Frain noted that the governor’s veto came less than a week after COFAR delivered a final set of petitions to Romney’s office, containing signatures collected from more than 14,000 people across the state, who oppose the facility closures. Romney also never responded to several invitations from COFAR, and one from State Senator Susan Fargo (D-Lincoln) and other legislators, to visit Fernald before making a final decision on its closure.
Compounding the problems that will be caused by the closures of the state facilities, the governor Monday also vetoed some $3,334,000 in funding earmarked by the Legislature for a wide range of community-based programs for the retarded. Frain noted that in failing to adequately fund community programs, the administration is "setting the stage for a major crisis when and if they start transferring hundreds of state facility residents into community residences. It won’t be just a quality-of-care issue. There will be no place to put them. There will be a huge increase in regressive behaviors and even deaths."
The governor’s state-facility veto concerned budget language approved late last month by the House and Senate, which would require that a cost-benefit analysis be done before either Fernald or the other state facilities could be shut down. That language would also require that the Department of Mental Retardation (DMR) determine that any residents transferred from those facilities would receive equal or better care in any community-based setting to which they are sent.

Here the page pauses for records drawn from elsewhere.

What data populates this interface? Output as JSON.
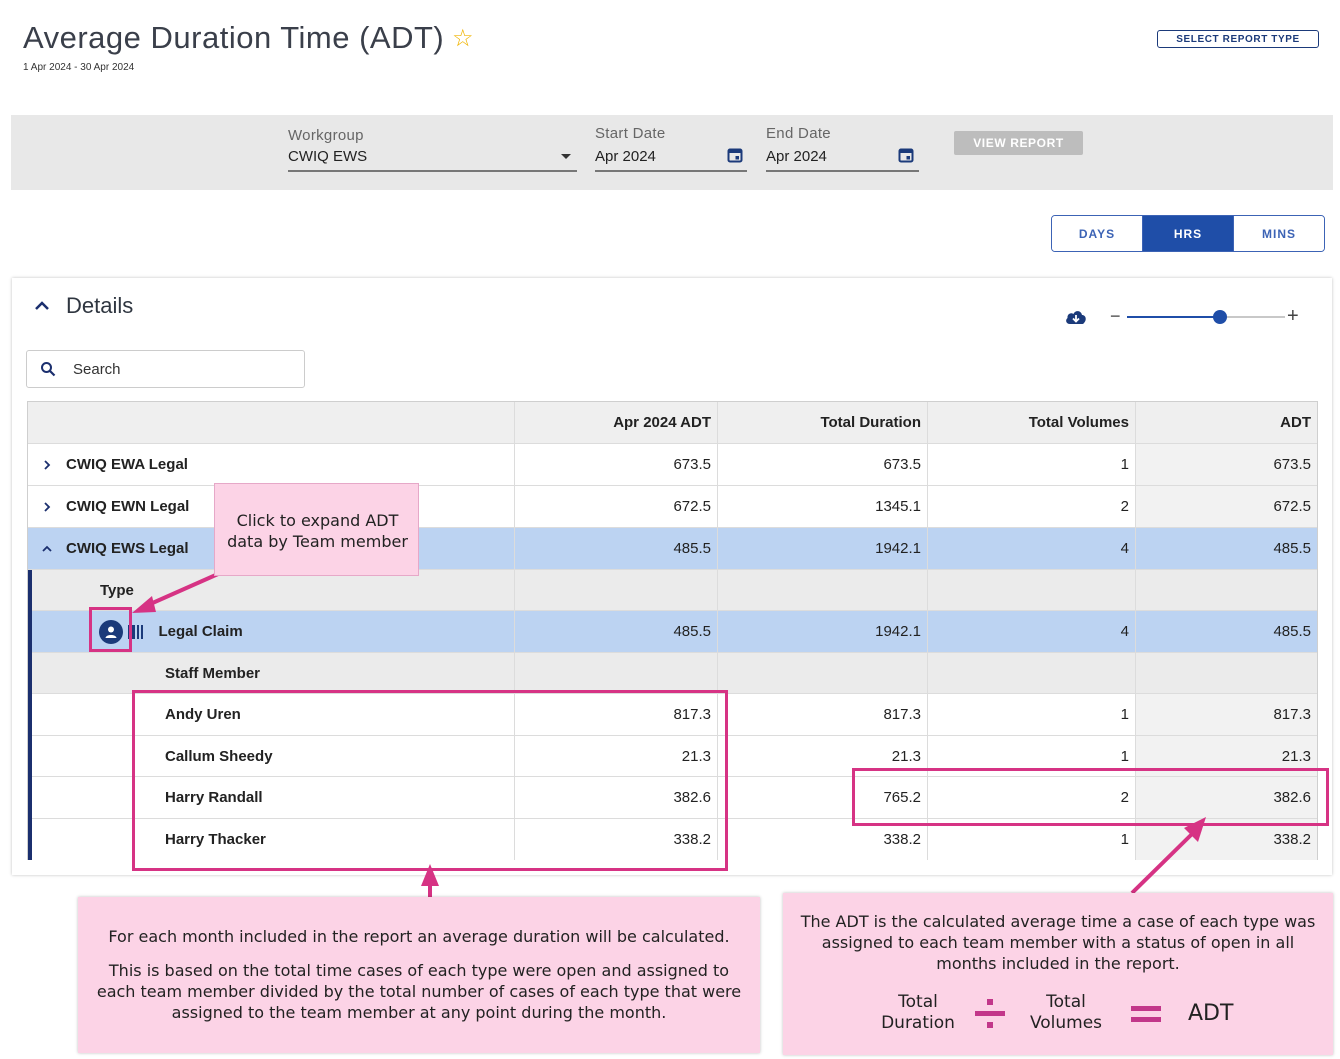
{
  "header": {
    "title": "Average Duration Time (ADT)",
    "date_range": "1 Apr 2024 - 30 Apr 2024",
    "select_report_label": "SELECT REPORT TYPE"
  },
  "filters": {
    "workgroup_label": "Workgroup",
    "workgroup_value": "CWIQ EWS",
    "start_label": "Start Date",
    "start_value": "Apr 2024",
    "end_label": "End Date",
    "end_value": "Apr 2024",
    "view_report_label": "VIEW REPORT"
  },
  "units": {
    "items": [
      "DAYS",
      "HRS",
      "MINS"
    ],
    "active": "HRS"
  },
  "details": {
    "title": "Details",
    "search_placeholder": "Search",
    "columns": [
      "",
      "Apr 2024 ADT",
      "Total Duration",
      "Total Volumes",
      "ADT"
    ],
    "rows": [
      {
        "label": "CWIQ EWA Legal",
        "values": [
          "673.5",
          "673.5",
          "1",
          "673.5"
        ]
      },
      {
        "label": "CWIQ EWN Legal",
        "values": [
          "672.5",
          "1345.1",
          "2",
          "672.5"
        ]
      },
      {
        "label": "CWIQ EWS Legal",
        "values": [
          "485.5",
          "1942.1",
          "4",
          "485.5"
        ]
      }
    ],
    "type_label": "Type",
    "type_row": {
      "label": "Legal Claim",
      "values": [
        "485.5",
        "1942.1",
        "4",
        "485.5"
      ]
    },
    "staff_label": "Staff Member",
    "staff": [
      {
        "label": "Andy Uren",
        "values": [
          "817.3",
          "817.3",
          "1",
          "817.3"
        ]
      },
      {
        "label": "Callum Sheedy",
        "values": [
          "21.3",
          "21.3",
          "1",
          "21.3"
        ]
      },
      {
        "label": "Harry Randall",
        "values": [
          "382.6",
          "765.2",
          "2",
          "382.6"
        ]
      },
      {
        "label": "Harry Thacker",
        "values": [
          "338.2",
          "338.2",
          "1",
          "338.2"
        ]
      }
    ]
  },
  "annotations": {
    "expand_tip": "Click to expand ADT data by Team member",
    "month_p1": "For each month included in the report an average duration will be calculated.",
    "month_p2": "This is based on the total time cases of each type were open and assigned to each team member divided by the total number of cases of each type that were assigned to the team member at any point during the month.",
    "adt_text": "The ADT is the calculated average time a case of each type was assigned to each team member with a status of open in all months included in the report.",
    "formula_total": "Total",
    "formula_duration": "Duration",
    "formula_volumes": "Volumes",
    "formula_result": "ADT"
  },
  "colors": {
    "accent": "#1f4ea8",
    "selected_row": "#bcd3f2",
    "callout_bg": "#fcd3e6",
    "callout_border": "#d63384",
    "star": "#f0b400"
  }
}
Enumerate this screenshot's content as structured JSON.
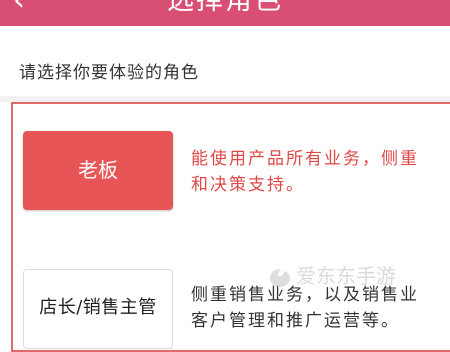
{
  "header": {
    "back_icon": "chevron-left-icon",
    "title": "选择角色"
  },
  "prompt": "请选择你要体验的角色",
  "roles": [
    {
      "label": "老板",
      "description": "能使用产品所有业务，侧重\n和决策支持。",
      "selected": true
    },
    {
      "label": "店长/销售主管",
      "description": "侧重销售业务，以及销售业\n客户管理和推广运营等。",
      "selected": false
    }
  ],
  "watermark": "爱东东手游",
  "colors": {
    "header_bg": "#d94f74",
    "selected_button": "#e85556",
    "selected_border": "#e26a6a",
    "selected_text": "#e04848"
  }
}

The budget language also specifically precluded the shutdown of Fernald before October 2004 in order to ensure community, client, and family member input into the closure planning process. It also would require that the DMR report on the steps taken to minimize increases in travel distances for family members visiting residents who have been transferred from one facility to another.
"This language was completely reasonable and moderate—providing certain conditions and a humane time-frame before closure could be considered," said Colleen Lutkevich, COFAR’s Executive Director.

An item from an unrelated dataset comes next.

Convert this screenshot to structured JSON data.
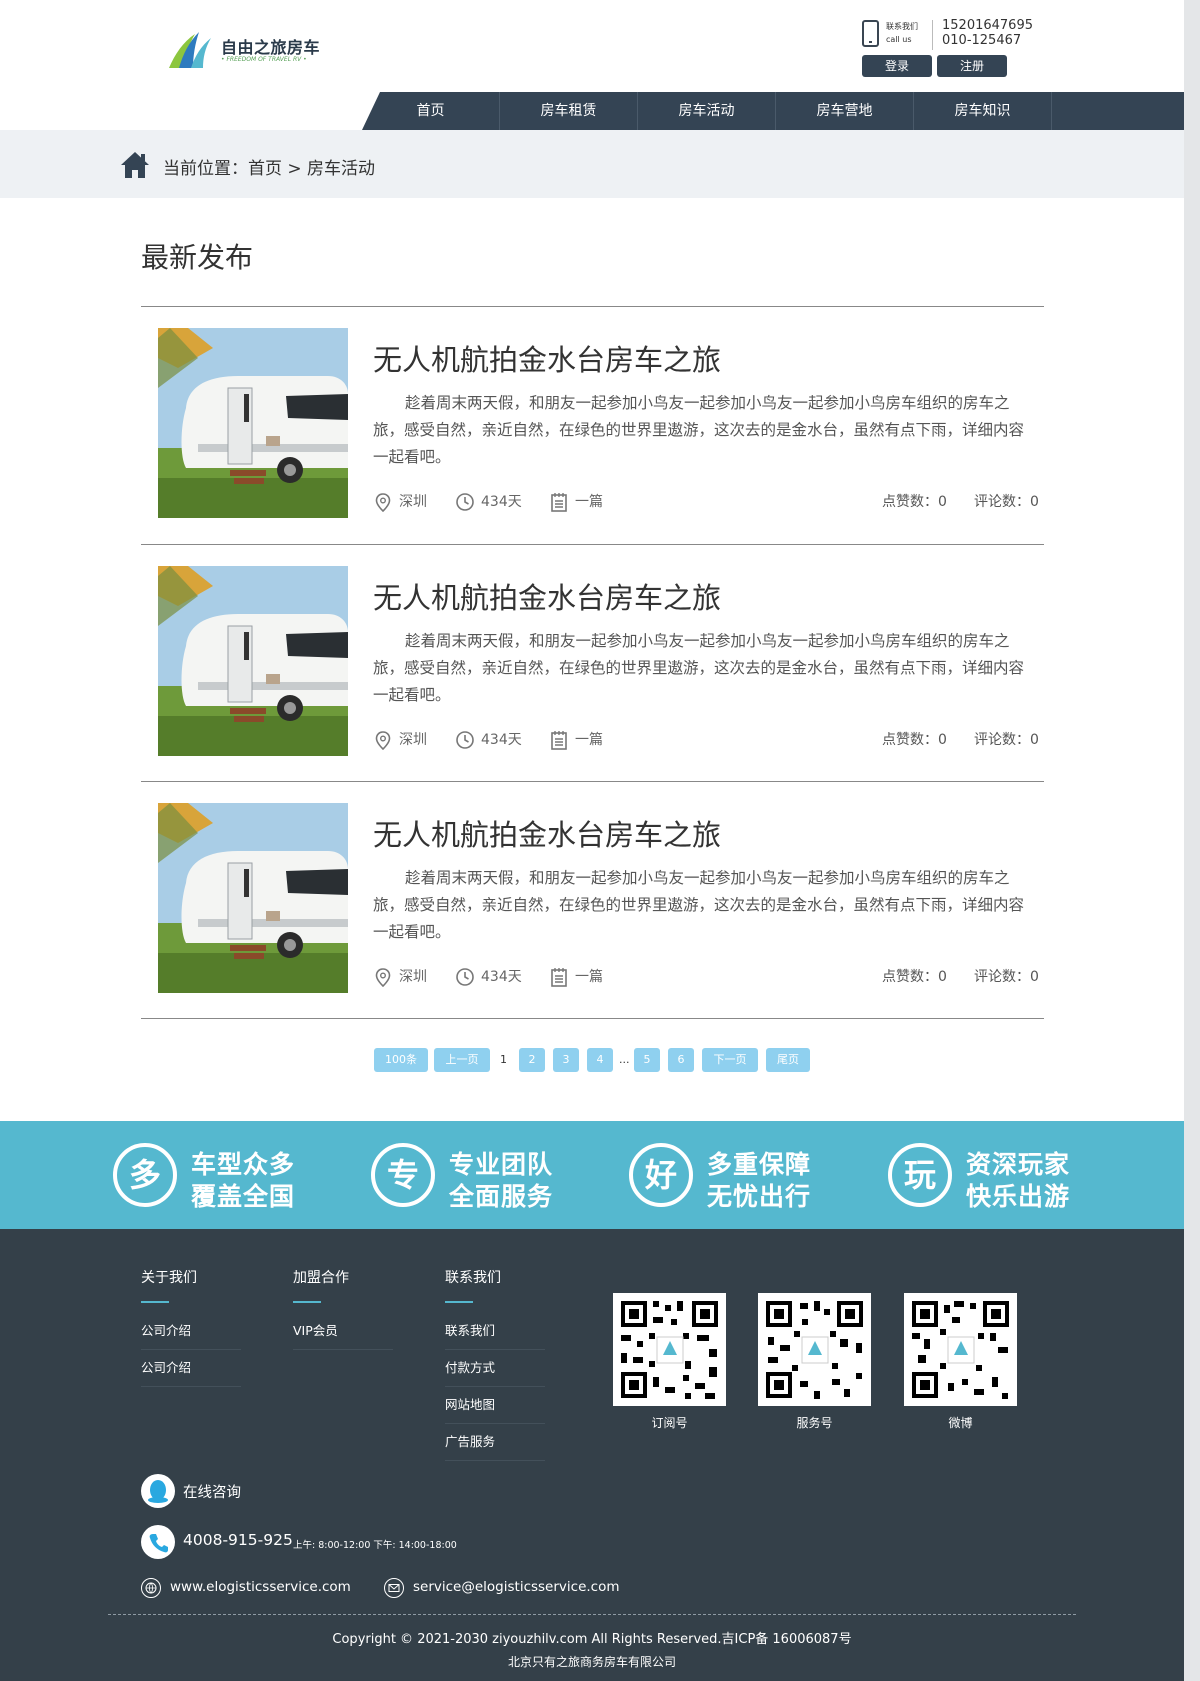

In addition to vetoing the facility protection language, the governor reduced funding to the state facilities in the current fiscal year by more than $698,000.

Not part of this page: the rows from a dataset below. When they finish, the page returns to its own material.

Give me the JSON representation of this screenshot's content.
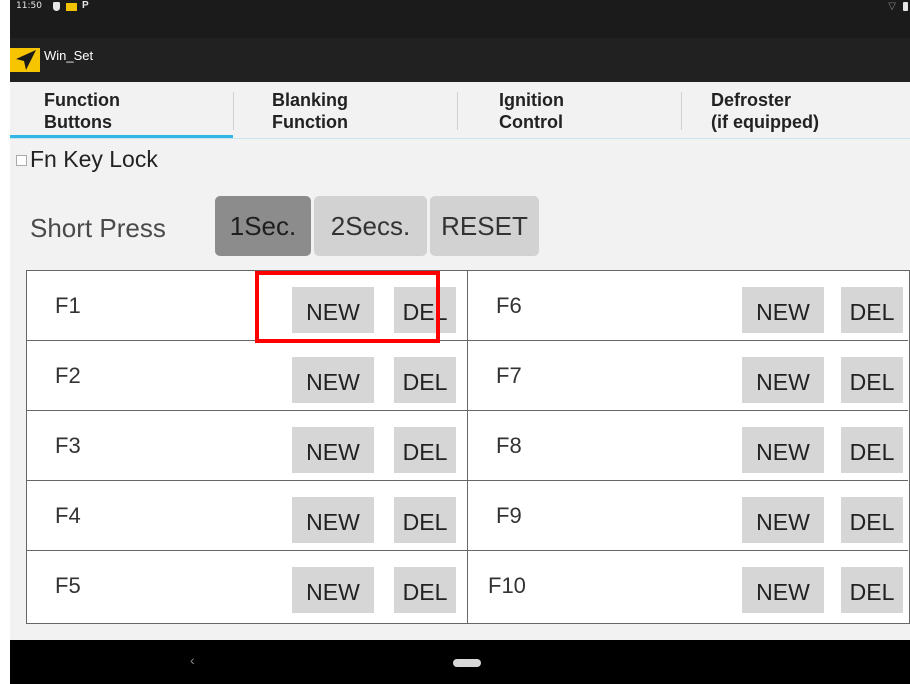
{
  "status_bar": {
    "time": "11:50",
    "icons": [
      "shield-icon",
      "mail-icon",
      "parking-icon",
      "wifi-icon",
      "battery-icon"
    ]
  },
  "app_bar": {
    "title": "Win_Set",
    "logo_icon": "navigation-arrow-icon"
  },
  "tabs": [
    {
      "label": "Function\nButtons",
      "selected": true
    },
    {
      "label": "Blanking\nFunction",
      "selected": false
    },
    {
      "label": "Ignition\nControl",
      "selected": false
    },
    {
      "label": "Defroster\n(if equipped)",
      "selected": false
    }
  ],
  "fn_key_lock": {
    "label": "Fn Key Lock",
    "checked": false
  },
  "short_press": {
    "label": "Short Press",
    "options": [
      "1Sec.",
      "2Secs.",
      "RESET"
    ],
    "selected": "1Sec."
  },
  "function_keys": {
    "left": [
      {
        "key": "F1",
        "new_label": "NEW",
        "del_label": "DEL"
      },
      {
        "key": "F2",
        "new_label": "NEW",
        "del_label": "DEL"
      },
      {
        "key": "F3",
        "new_label": "NEW",
        "del_label": "DEL"
      },
      {
        "key": "F4",
        "new_label": "NEW",
        "del_label": "DEL"
      },
      {
        "key": "F5",
        "new_label": "NEW",
        "del_label": "DEL"
      }
    ],
    "right": [
      {
        "key": "F6",
        "new_label": "NEW",
        "del_label": "DEL"
      },
      {
        "key": "F7",
        "new_label": "NEW",
        "del_label": "DEL"
      },
      {
        "key": "F8",
        "new_label": "NEW",
        "del_label": "DEL"
      },
      {
        "key": "F9",
        "new_label": "NEW",
        "del_label": "DEL"
      },
      {
        "key": "F10",
        "new_label": "NEW",
        "del_label": "DEL"
      }
    ]
  },
  "nav_bar": {
    "back_glyph": "‹",
    "icons": [
      "back-icon",
      "home-pill-icon"
    ]
  },
  "colors": {
    "tab_underline": "#33b5e5",
    "highlight": "#ff0000",
    "selected_segment": "#8c8c8c",
    "app_bar": "#212121",
    "logo": "#f7c400"
  }
}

The governor first announced in February that he was targeting Fernald and potentially five other remaining state facilities for the retarded in Massachusetts for closure as a budget-cutting measure. The administration, however, has never provided backup figures for what have turned out to be declining savings projections in closing Fernald. The administration first projected a $4 million savings in closing Fernald, and later revised that projection to $2.3 million. COFAR contends the closures will put the entire continuum of care for the retarded in Massachusetts at risk, without saving the state money.
A significant portion of the 309 residents of the Fernald Center are among the most severely and profoundly retarded in the state, many are elderly, and many have acute medical needs. Fernald and the other state facilities currently provide state-of-the-art care for those residents. That intensive level of care is not currently available anywhere in the community-based system, according to Lutkevich.
Lutkevich noted that COFAR and other advocacy organizations have offered to work with the administration to find other, compatible uses for the 187 acres of land at the Fernald site. In addition to the Fernald Center, a number of other facilities on the grounds would be closed under the administration’s plan, including a skilled nursing facility for 27 people with mental retardation, two state-operated group homes housing 12 people, and a shelter for homeless women. In addition, the Shriver Center, which provides medical services to the Fernald residents and a Tufts dental clinic would be evicted.
Since the Governor announced his intention to close the facilities, COFAR volunteers have made at least three visits to the State House to lobby for the facility protection legislation and to deliver petitions to the Governor’s office. Last week’s visit included the delivery of final petition signatures to the offices of both Senate President Robert Travaglini and House Speaker Thomas Finneran.